Son yılları nişasta bazlı şeker (NBŞ) kotaları ve özelleştirmelerin gölgesinde geçiren şekerpancarı, süreçten şimdilik alnının akıyla çıkmayı başardı. Bu yıl rekoltenin yüzde 11,4 artması bekleniyor.
Türkiye tarımının kapsamlı bir fotoğrafı çekilse hangi ürünler ön plana çıkar? Anadolu’da yüzyıllardır tarımın lokomotifi olarak kabul edilen buğday ya da kayısı, incir, fındık gibi dünya genelinde Türkiye’nin ilk söz hakkının bulunduğu ürünler ilk akla gelenler. Son yüzyıla bakıldığında ise gerçek anlamda yıldızı parlayan ürün ise şüphesiz şekerpancarı. Bugün halen Türkiye’nin kendine yeterlilik düzeyi denk olan tek hububat ürününün şekerpancarı olması bu başarıyı kanıtlar nitelikte.

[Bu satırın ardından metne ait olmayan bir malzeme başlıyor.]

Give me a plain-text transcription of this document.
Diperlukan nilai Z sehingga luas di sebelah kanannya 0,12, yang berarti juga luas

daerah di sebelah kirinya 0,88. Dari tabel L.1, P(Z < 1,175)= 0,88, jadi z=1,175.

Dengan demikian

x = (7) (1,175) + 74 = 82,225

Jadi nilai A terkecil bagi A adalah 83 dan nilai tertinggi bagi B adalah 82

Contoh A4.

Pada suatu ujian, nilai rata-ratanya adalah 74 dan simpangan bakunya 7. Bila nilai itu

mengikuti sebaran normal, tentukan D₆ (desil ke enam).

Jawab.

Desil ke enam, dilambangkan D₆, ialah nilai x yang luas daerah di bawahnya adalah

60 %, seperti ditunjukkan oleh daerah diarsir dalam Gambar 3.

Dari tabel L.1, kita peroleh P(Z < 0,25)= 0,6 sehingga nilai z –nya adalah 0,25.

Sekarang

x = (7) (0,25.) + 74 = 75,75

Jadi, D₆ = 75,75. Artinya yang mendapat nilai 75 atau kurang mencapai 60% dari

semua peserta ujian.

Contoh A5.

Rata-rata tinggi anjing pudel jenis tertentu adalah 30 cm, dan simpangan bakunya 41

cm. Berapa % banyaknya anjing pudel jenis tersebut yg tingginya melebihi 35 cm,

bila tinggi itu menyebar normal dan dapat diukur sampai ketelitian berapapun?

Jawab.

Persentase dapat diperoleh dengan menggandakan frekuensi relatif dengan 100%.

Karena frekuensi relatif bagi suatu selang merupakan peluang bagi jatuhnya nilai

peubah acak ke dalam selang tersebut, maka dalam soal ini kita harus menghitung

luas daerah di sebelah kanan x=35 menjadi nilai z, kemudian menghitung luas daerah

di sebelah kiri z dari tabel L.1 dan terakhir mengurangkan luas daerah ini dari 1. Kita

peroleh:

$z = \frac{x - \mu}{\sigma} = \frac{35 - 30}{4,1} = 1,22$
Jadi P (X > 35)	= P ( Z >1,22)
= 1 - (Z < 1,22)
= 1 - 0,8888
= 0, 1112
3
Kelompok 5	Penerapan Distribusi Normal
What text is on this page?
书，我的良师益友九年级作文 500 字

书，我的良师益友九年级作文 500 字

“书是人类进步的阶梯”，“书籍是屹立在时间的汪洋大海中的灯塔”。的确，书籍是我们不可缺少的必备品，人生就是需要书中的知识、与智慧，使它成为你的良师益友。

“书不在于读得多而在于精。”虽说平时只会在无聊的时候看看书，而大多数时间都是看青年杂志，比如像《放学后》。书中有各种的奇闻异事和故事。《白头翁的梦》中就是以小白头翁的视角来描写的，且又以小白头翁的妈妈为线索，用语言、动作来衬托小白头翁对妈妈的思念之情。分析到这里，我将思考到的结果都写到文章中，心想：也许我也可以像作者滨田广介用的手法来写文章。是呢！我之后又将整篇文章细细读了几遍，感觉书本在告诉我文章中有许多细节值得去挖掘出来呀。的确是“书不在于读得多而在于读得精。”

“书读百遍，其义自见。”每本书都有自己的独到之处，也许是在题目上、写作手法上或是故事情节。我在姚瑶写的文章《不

Tartışmaların gölgesinde 5 yılın ardından
Ancak son yıllarda şekerpancarının üzerinde kara bulutlar dolaşmaya başladı. Nişasta bazlı şekerin (NBŞ) pancar şekeriyle rekabete girmesi ve 2013 yılında düzenlenen Şeker Kanunu Tasarısı’nın ardından her yıl gündem olan kota tartışmaları bunun bir boyutu. Diğeri ise geçtiğimiz yıla damga vuran bazı şeker fabrikalarının özelleştirilmesi süreci oldu.
Ancak şekerpancarı bu zorlu dönemden alnının akıyla çıkmayı şimdilik başardı. 2019-20 pazarlama yılında NBŞ kotalarının yüzde 2,5’e düşüleceğinin açıklanması üreticilerin ve sanayicilerin rahat bir nefes almasını sağladı. Geçen sezon itibariyle 17 milyon tonluk hasada ulaşılması ise pancarın gücünü koruyacağına dair umutları arttırdı.
Pancar vazgeçilmezliğini kanıtladı
Peki şekerpancarın gövde gösterisinin devamı gelecek mi? Bu sezona dair gözlemler ve tahminler, pancarın Türkiye tarımı için vazgeçilmezliğini bir kez daha kanıtlayacağını gösteriyor. Hem tarlada hem de fabrikalarda çalışmalar sürerken, Tarım ve Orman Bakanlığı’ndan yapılan açıklamada yeni sezonda rekoltenin 21 milyonu geçeceği öngörülüyor. Bu, geçen yıla oranla yüzde 11,4’lük bir üretim artışı demek.
NBŞ’ye karşı direnç tabloyu değiştirdi
Bu başarıda, geçtiğimiz yıllarda sürekli olarak arttırılan NBŞ kotalarına karşı pancar sektörünün gösterdiği direncin payı büyük. Kotanın yüzde 2,5’e düşürülmesinin ardından, yılın ilk 4 ayında Dahilde İşleme Rejimi (DİR) kapsamında ithal edilen şeker miktarı geçen yılın aynı dönemine göre yüzde 41,5 azalarak 47 bin tona kadar düştü.
Tablo yıl sonunda netleşecek
Şekerli mamul ihracatçılarına yurtiçinden tahsis edilen C şekeri ise, yine yılın ilk 4 ayında 2018’e göre yüzde 154,4 artarak 52 bin tona yükselmiş durumda. Pancarın şeker sanayisinde ağırlığını yeniden hissettirmesi özelleştirme sürecinin getirdiği belirsizliği en azından şimdilik gidermişe benziyor. Yıl sonuna doğru hasat ve kampanya süreçleriyle netleşecek tablo ise şekerpancarının geleceğini daha net şekilde okuma fırsatı verecek.